Byrom Jr. admitted in jailhouse letters that he committed the murder on his own after growing tired of his father's physical and verbal abuse, and a court-appointed psychologist has said that Byrom Jr. gave him a similar story.

On the stand, Byrom Jr. pinned the murder on one of his friends, whom he said his mother hired for $15,000.

Following her attorney's advice, Michelle Byrom waived her right to a jury sentencing, allowing the judge to decide her fate. He sentenced her to death.

Michelle Byrom's attorney has now filed a motion asking the court for additional discovery so the confession to the court-appointed psychologist can be fully explored.

Additionally, attorneys want to depose the prosecutor from her trial, Arch Bullard, regarding his knowledge of Byrom Jr.'s confession to the psychologist.

Bullard has told CNN that he firmly believes Michelle Byrom was the mastermind of the murder-for-hire plot.

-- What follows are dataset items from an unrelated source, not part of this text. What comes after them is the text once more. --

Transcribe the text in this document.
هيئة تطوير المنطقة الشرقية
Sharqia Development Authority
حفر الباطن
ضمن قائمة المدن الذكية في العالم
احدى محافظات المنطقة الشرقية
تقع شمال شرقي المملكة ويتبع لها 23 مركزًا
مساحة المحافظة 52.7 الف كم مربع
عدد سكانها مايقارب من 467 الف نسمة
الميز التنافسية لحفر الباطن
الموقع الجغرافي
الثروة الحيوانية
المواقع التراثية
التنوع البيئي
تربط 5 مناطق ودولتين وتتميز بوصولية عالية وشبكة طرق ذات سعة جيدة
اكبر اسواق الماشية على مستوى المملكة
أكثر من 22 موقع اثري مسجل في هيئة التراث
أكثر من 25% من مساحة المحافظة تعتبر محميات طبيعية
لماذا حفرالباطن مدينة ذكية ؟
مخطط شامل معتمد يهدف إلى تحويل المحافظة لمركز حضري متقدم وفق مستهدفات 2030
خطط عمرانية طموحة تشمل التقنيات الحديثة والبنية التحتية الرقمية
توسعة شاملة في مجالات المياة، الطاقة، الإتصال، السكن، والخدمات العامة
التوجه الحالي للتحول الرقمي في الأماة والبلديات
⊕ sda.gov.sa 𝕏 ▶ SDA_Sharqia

According to those familiar with the process, the Supreme Court typically issues opinions at 1:30 p.m. on Thursdays. The nine-member court could issue a decision regarding the Byrom case Thursday, but there is no requirement on the timeline for the decision.

If the court decides to accept the execution request, Byrom would not be immediately executed. There are procedural steps the state Department of Corrections would first need to follow, including preparing the chamber and moving the inmate.